Not only Upgrading tensorflow-macos and tensorflow-metal breaks Conv2d with groups arg
, it also makes training unable to finish.
Today, after upgrading the tensorflow-macos to 2.9.0 and tensorflow-metal to 0.5.0, my notebook can no longer make progress after training around 16 minutes.
I tested 4 times. It could happily run around 17 to 18 epochs, each epoch around 55 seconds. After that, it just stopped making progress.
I checked the activity monitor, both cpu and gpu usage were 0 at that point.

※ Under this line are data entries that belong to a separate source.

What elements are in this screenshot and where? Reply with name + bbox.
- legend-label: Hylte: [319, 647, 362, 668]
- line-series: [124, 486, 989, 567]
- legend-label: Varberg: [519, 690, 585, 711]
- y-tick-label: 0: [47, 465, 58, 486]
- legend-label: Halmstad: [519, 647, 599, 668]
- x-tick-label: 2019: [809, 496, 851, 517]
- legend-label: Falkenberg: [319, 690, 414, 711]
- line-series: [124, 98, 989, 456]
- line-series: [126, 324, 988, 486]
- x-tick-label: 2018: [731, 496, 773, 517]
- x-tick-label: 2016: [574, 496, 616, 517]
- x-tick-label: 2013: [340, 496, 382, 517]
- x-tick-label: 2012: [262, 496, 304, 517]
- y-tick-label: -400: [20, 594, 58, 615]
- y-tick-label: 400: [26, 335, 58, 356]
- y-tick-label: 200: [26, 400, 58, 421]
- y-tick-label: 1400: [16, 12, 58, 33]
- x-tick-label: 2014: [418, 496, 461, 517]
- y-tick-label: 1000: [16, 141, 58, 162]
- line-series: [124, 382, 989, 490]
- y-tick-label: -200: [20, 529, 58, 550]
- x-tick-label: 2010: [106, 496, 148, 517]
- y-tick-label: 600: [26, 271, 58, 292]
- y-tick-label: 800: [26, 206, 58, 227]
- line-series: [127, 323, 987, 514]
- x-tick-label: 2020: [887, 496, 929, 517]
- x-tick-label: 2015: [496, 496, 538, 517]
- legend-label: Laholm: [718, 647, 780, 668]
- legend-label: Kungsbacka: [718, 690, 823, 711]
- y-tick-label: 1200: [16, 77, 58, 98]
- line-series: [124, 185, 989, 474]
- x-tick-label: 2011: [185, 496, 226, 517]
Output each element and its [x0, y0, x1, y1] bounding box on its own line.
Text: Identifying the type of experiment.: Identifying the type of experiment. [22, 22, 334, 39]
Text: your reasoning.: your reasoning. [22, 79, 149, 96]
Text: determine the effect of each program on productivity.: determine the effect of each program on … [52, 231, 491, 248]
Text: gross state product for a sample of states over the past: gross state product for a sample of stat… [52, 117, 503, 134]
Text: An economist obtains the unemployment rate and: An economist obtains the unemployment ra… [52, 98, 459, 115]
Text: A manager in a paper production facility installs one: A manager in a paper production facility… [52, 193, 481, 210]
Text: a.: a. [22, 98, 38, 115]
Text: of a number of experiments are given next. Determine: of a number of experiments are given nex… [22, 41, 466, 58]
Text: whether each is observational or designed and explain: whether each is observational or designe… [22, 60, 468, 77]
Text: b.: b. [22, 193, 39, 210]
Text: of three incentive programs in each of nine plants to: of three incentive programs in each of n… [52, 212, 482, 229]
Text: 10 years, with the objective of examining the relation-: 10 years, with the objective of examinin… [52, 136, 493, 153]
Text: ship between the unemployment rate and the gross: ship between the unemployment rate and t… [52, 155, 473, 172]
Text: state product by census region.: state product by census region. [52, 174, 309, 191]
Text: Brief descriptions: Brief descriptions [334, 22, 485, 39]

I accidentally found that there are a lot of kernel faults in the Console app.
The last one before I force-killed the process:
IOReturn IOGPUDevice::new_resource(IOGPUNewResourceArgs *, struct IOGPUNewResourceReturnData *, IOByteCount, uint32_t *): PID 68905 likely leaking IOGPUResource (count=200000)
The PID 68905 is in fact the training process.
I have always observed this kind of issue for several months.
But it's not as frequent and I can restart my notebook train successfully. No luck today.
Hope Apple engineers can found the cause and fix it.